Uber, which operates Uber Eats services in Asian countries including Japan, India and Hong Kong said it will cease operation in South Korea on October 14.
Industry data show that South Korea is the world’s fourth largest market for online food orders, crowded with home-grown delivery apps.
Uber Eats is also increasingly facing competition across major markets and has been struggling to make its business profitable.
Even though Uber Eats grew 140 percent year-over-year and generated US$3.9 billion in bookings as of its second quarter of 2019 earnings report, Uber CEO Dara Khosrowshahi says that Uber Eats wasn’t going to be profitable any time soon.
“The Eats business is still a business that carries very significant growth going forward and that continues to attract a lot of capital. Not just in the US, but all over the world.
“With the eats business there’s a lot of capital chasing a lot of growth and we’re the leader on a global basis. So, I don’t expect that business to be profitable in the next year or year after frankly,” Khosrowshahi told CNBC.

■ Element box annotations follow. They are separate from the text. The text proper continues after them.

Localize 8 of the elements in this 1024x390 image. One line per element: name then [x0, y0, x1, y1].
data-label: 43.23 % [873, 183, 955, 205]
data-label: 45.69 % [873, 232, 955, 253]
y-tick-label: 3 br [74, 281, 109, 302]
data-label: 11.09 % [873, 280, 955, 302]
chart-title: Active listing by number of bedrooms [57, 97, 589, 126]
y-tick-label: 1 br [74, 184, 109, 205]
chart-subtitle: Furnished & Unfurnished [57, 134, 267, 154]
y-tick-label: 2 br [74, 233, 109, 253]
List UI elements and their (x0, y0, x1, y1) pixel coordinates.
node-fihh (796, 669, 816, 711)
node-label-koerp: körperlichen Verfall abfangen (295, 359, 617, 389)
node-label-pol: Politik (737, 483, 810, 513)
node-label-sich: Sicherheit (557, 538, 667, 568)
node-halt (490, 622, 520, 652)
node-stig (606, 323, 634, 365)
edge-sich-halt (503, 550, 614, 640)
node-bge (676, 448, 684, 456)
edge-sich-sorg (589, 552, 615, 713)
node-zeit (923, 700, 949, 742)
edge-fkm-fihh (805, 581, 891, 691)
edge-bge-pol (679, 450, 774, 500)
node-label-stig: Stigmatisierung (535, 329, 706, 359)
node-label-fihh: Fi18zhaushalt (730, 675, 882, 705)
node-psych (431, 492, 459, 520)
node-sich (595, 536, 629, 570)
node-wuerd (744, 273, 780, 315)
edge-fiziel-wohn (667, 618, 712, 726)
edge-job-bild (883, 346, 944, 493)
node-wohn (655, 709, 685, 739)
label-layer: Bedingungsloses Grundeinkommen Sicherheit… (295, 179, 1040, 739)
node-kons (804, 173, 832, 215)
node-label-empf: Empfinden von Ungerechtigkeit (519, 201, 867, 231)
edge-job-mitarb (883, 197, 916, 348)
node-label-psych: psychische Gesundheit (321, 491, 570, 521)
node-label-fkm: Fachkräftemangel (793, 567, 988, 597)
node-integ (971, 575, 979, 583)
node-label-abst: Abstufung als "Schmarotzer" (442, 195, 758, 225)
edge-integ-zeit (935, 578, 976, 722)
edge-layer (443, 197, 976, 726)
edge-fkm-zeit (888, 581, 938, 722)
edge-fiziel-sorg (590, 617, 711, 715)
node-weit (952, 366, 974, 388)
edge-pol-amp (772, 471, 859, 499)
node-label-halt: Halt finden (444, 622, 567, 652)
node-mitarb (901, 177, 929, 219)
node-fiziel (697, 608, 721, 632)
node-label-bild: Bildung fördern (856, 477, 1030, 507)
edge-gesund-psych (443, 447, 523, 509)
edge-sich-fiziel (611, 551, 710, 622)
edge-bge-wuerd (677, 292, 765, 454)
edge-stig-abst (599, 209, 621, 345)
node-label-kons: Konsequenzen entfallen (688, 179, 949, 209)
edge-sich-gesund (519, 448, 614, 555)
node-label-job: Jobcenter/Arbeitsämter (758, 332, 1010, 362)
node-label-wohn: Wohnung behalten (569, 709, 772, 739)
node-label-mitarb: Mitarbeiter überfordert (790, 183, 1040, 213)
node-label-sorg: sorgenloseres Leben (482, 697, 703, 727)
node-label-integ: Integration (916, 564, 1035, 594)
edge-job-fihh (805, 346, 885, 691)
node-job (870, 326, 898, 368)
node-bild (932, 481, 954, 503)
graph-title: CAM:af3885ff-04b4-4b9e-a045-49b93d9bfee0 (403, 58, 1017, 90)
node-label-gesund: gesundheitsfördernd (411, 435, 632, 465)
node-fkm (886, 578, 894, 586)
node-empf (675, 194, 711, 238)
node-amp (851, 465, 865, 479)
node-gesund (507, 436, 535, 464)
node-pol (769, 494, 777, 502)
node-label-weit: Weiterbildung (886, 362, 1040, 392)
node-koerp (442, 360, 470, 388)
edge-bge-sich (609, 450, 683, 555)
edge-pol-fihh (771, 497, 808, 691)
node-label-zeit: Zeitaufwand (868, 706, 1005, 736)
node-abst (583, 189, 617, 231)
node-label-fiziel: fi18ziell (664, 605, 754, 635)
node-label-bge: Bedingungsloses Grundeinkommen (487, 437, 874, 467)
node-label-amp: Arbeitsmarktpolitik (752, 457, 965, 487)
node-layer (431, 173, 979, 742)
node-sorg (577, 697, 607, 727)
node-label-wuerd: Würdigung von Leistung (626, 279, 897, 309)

Comparably, Grubhub had established the beginnings of a profitability roadmap for the industry – even as some experts worry that it is losing share to its fast-growing Silicon Valley rivals.
In India Zomato ad Swiggy have notably been shifting their gears increase grip in the sector, stirring up more competition.
As the online food delivery is projected to hit $200 billion by 2025, players in the sector ought to are seeking to broaden their global presence, and strengthen their competitive position.